Cette situation me rappelle certaines discussions passionnantes que j’ai eues au cours de mes études d’ingénieur. J’avais des amis qui poursuivaient des études d’architecture dans une haute école artistique. J’étais ébahi par la beauté et l’audace de certains projets, mais ne pouvais m’empêcher de questionner la solidité de ces folles structures. « Ça, c’est le boulot des ingénieurs. C’est ton boulot. » Heureusement, dans la vie réelle, l’artiste et l’ingénieur – le rêveur et le réalisateur – coopèrent dès le début d’un projet de construction.

Revenons à nos écrans, et à cet accident survenu le 21 août 2017. Ce jour-là, un destroyer américain est entré en collision avec un pétrolier libérien au large de Singapour, causant la mort de 10 marins et en blessant 48 autres. [1] Le rapport a établi plusieurs causes ayant conduit à ce drame, notamment « les lacunes que représente un système de contrôle tactile en situation d’urgence. »

Image Associated Press

La Navy a dès lors décidé de désactiver certaines fonctions tactiles sur les bateaux de ce type, en ne permettant désormais la gestion de la puissance des moteurs qu’au travers de manette physiques.

D’autres facteurs socio-organisationnels et humains (FSOH) sont mis en avant par les rapporteurs, notamment :

  • le fait que les membres d’équipage étaient insuffisamment formés à la gestion des situation d’urgence sur le pont ;
  • le niveau de fatigue des marins, dont la moyenne de sommeil était seulement de 4,9 heures par période de 24 heures.

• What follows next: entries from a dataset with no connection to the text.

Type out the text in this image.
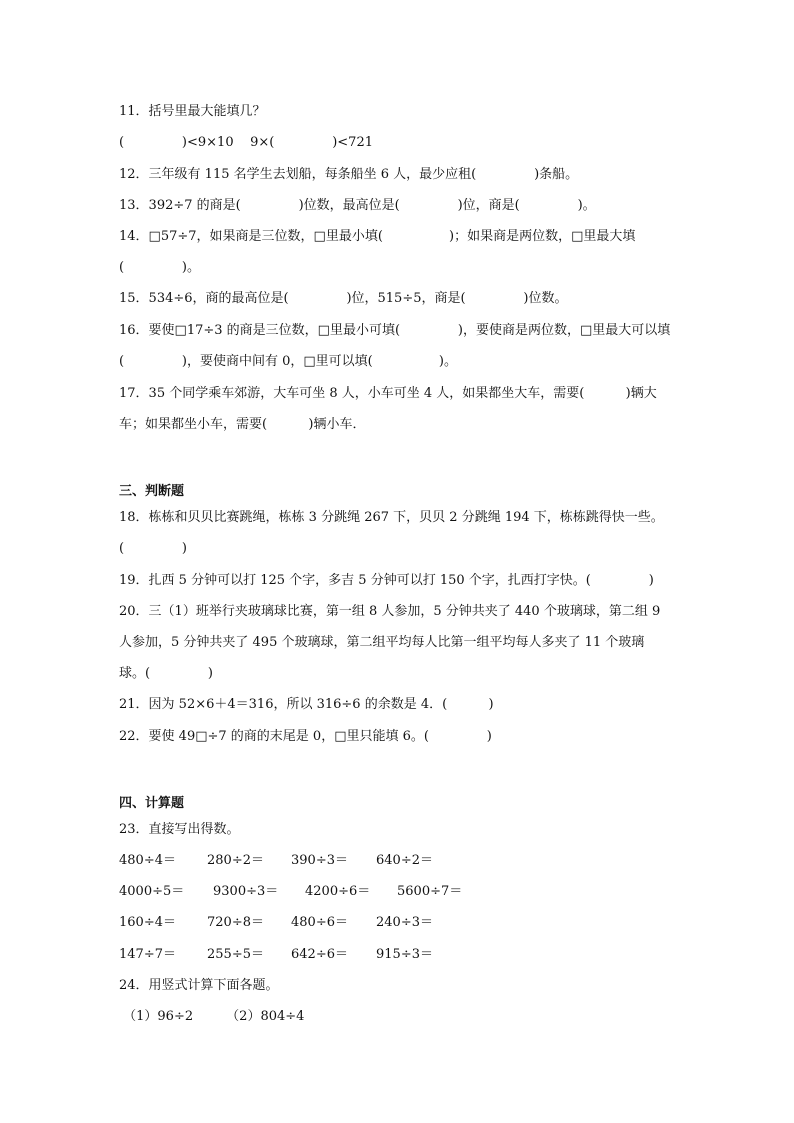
11．括号里最大能填几？
(              )<9×10    9×(              )<721
12．三年级有 115 名学生去划船，每条船坐 6 人，最少应租(              )条船。
13．392÷7 的商是(              )位数，最高位是(              )位，商是(              )。
14．□57÷7，如果商是三位数，□里最小填(                )；如果商是两位数，□里最大填
(              )。
15．534÷6，商的最高位是(              )位，515÷5，商是(              )位数。
16．要使□17÷3 的商是三位数，□里最小可填(              )，要使商是两位数，□里最大可以填
(              )，要使商中间有 0，□里可以填(                )。
17．35 个同学乘车郊游，大车可坐 8 人，小车可坐 4 人，如果都坐大车，需要(          )辆大
车；如果都坐小车，需要(          )辆小车．
三、判断题
18．栋栋和贝贝比赛跳绳，栋栋 3 分跳绳 267 下，贝贝 2 分跳绳 194 下，栋栋跳得快一些。
(              )
19．扎西 5 分钟可以打 125 个字，多吉 5 分钟可以打 150 个字，扎西打字快。(              )
20．三（1）班举行夹玻璃球比赛，第一组 8 人参加，5 分钟共夹了 440 个玻璃球，第二组 9
人参加，5 分钟共夹了 495 个玻璃球，第二组平均每人比第一组平均每人多夹了 11 个玻璃
球。(              )
21．因为 52×6＋4＝316，所以 316÷6 的余数是 4．(          )
22．要使 49□÷7 的商的末尾是 0，□里只能填 6。(              )
四、计算题
23．直接写出得数。
480÷4＝ 280÷2＝ 390÷3＝ 640÷2＝
4000÷5＝ 9300÷3＝ 4200÷6＝ 5600÷7＝
160÷4＝ 720÷8＝ 480÷6＝ 240÷3＝
147÷7＝ 255÷5＝ 642÷6＝ 915÷3＝
24．用竖式计算下面各题。
（1）96÷2        （2）804÷4
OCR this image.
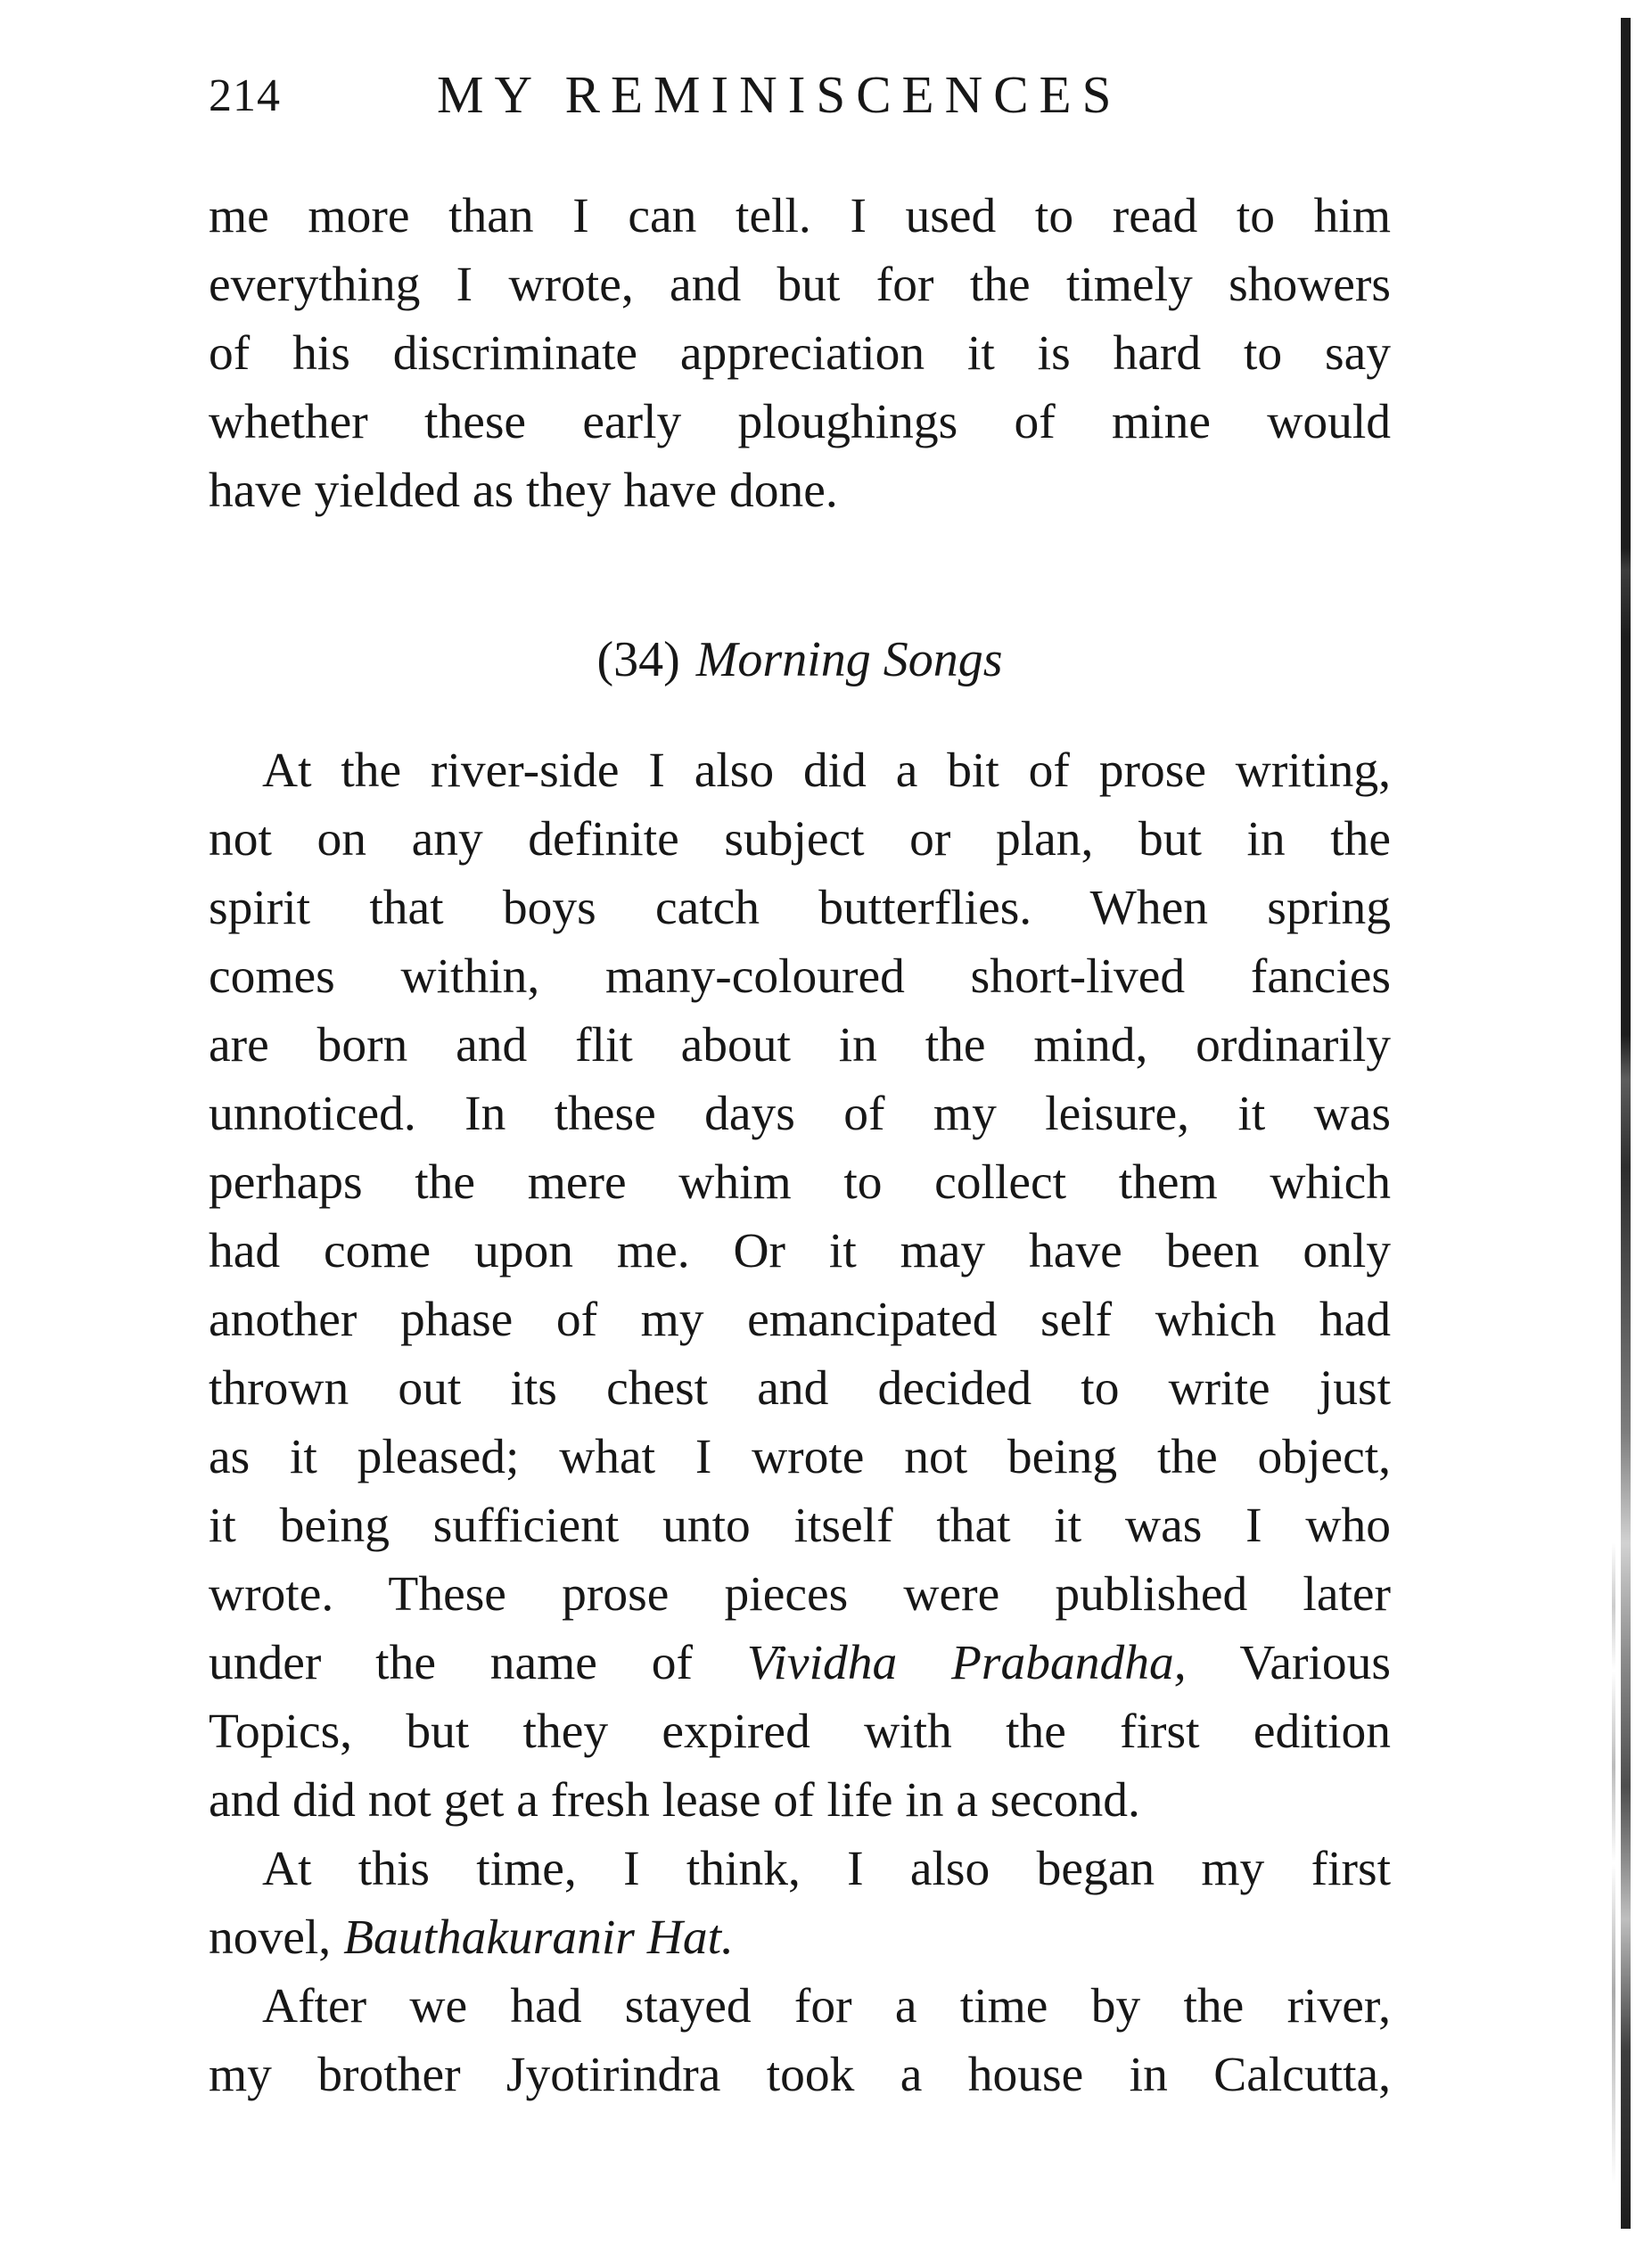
214	MY REMINISCENCES
me more than I can tell. I used to read to him
everything I wrote, and but for the timely showers
of his discriminate appreciation it is hard to say
whether these early ploughings of mine would
have yielded as they have done.
(34) Morning Songs
At the river-side I also did a bit of prose writing,
not on any definite subject or plan, but in the
spirit that boys catch butterflies. When spring
comes within, many-coloured short-lived fancies
are born and flit about in the mind, ordinarily
unnoticed. In these days of my leisure, it was
perhaps the mere whim to collect them which
had come upon me. Or it may have been only
another phase of my emancipated self which had
thrown out its chest and decided to write just
as it pleased; what I wrote not being the object,
it being sufficient unto itself that it was I who
wrote. These prose pieces were published later
under the name of Vividha Prabandha, Various
Topics, but they expired with the first edition
and did not get a fresh lease of life in a second.
At this time, I think, I also began my first
novel, Bauthakuranir Hat.
After we had stayed for a time by the river,
my brother Jyotirindra took a house in Calcutta,
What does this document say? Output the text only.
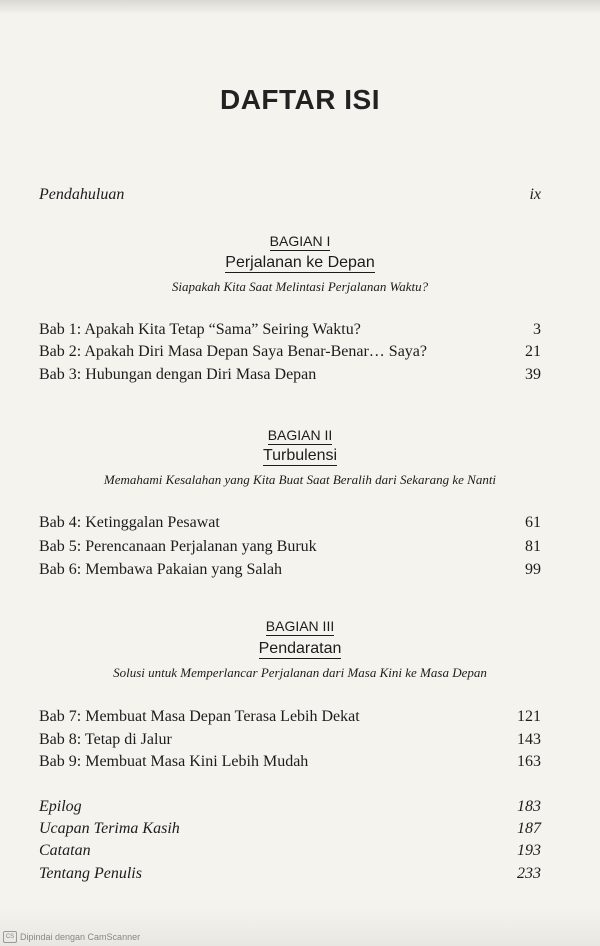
DAFTAR ISI
Pendahuluan	ix
BAGIAN I
Perjalanan ke Depan
Siapakah Kita Saat Melintasi Perjalanan Waktu?
Bab 1: Apakah Kita Tetap “Sama” Seiring Waktu?	3
Bab 2: Apakah Diri Masa Depan Saya Benar-Benar… Saya?	21
Bab 3: Hubungan dengan Diri Masa Depan	39
BAGIAN II
Turbulensi
Memahami Kesalahan yang Kita Buat Saat Beralih dari Sekarang ke Nanti
Bab 4: Ketinggalan Pesawat	61
Bab 5: Perencanaan Perjalanan yang Buruk	81
Bab 6: Membawa Pakaian yang Salah	99
BAGIAN III
Pendaratan
Solusi untuk Memperlancar Perjalanan dari Masa Kini ke Masa Depan
Bab 7: Membuat Masa Depan Terasa Lebih Dekat	121
Bab 8: Tetap di Jalur	143
Bab 9: Membuat Masa Kini Lebih Mudah	163
Epilog	183
Ucapan Terima Kasih	187
Catatan	193
Tentang Penulis	233
CS Dipindai dengan CamScanner
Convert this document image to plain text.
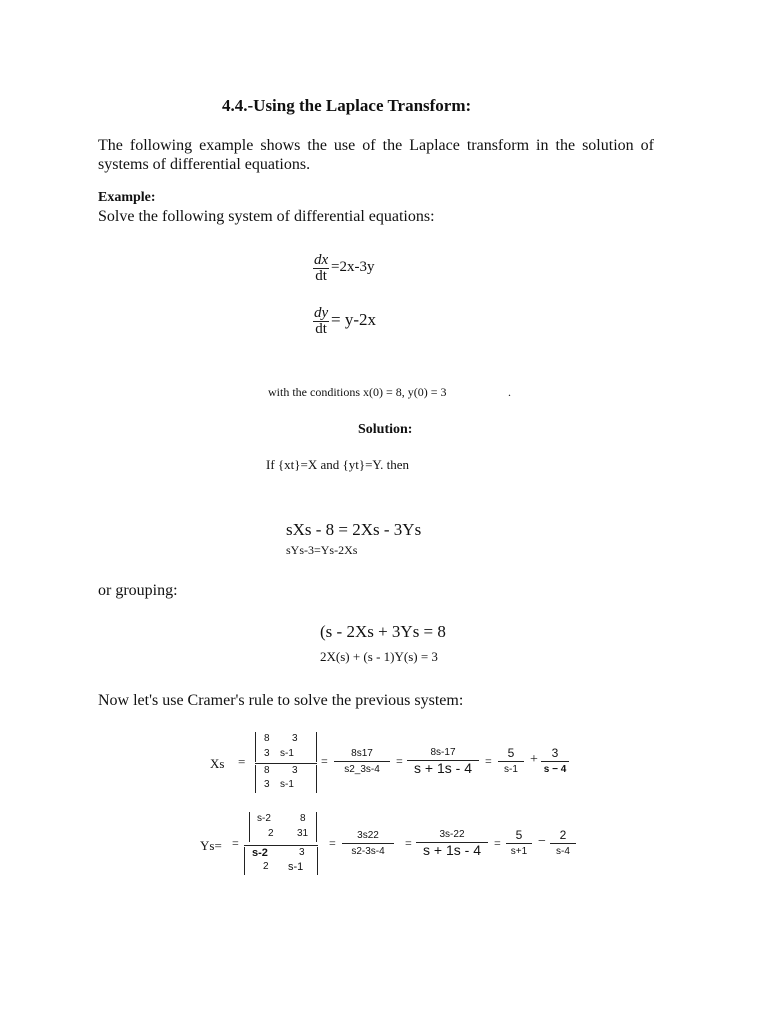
4.4.-Using the Laplace Transform:
The following example shows the use of the Laplace transform in the solution of systems of differential equations.
Example:
Solve the following system of differential equations:
dx
dt
=2x-3y
dy
dt = y-2x
with the conditions x(0) = 8, y(0) = 3	.
Solution:
If {xt}=X and {yt}=Y. then
sXs - 8 = 2Xs - 3Ys
sYs-3=Ys-2Xs
or grouping:
(s - 2Xs + 3Ys = 8
2X(s) + (s - 1)Y(s) = 3
Now let's use Cramer's rule to solve the previous system:
Xs =
8 3
3 s-1
8 3
3 s-1
=
8s17
s2_3s-4
=
8s-17
s + 1s - 4 =
5
s-1
+ 3
s − 4
Ys= =
s-2	8
2 31
s-2	3
2 s-1
=
3s22
s2-3s-4
=
3s-22
s + 1s - 4 =
5
s+1
− 2
s-4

Une fois de plus, derrière un erreur humaine se cachent une série de conditions latentes, c’est-à-dire de conditions favorisant la survenue d’un accident. Tant que celles-ci ne sont pas corrigées (comme ce fût le cas en désactivant certaines fonctions tactiles du destroyer), la même erreur pourra se reproduire.

La coopération entre concepteurs et utilisateurs finaux, ainsi que la simulation et la mise à l’épreuve des équipements et des opérateurs en situation normale et anormale, sont cruciales dans le développement de nouveaux équipements et interfaces. Pour des raisons financières, certains veulent court-circuiter ces principes. Ils s’exposent alors à des pertes bien plus importantes.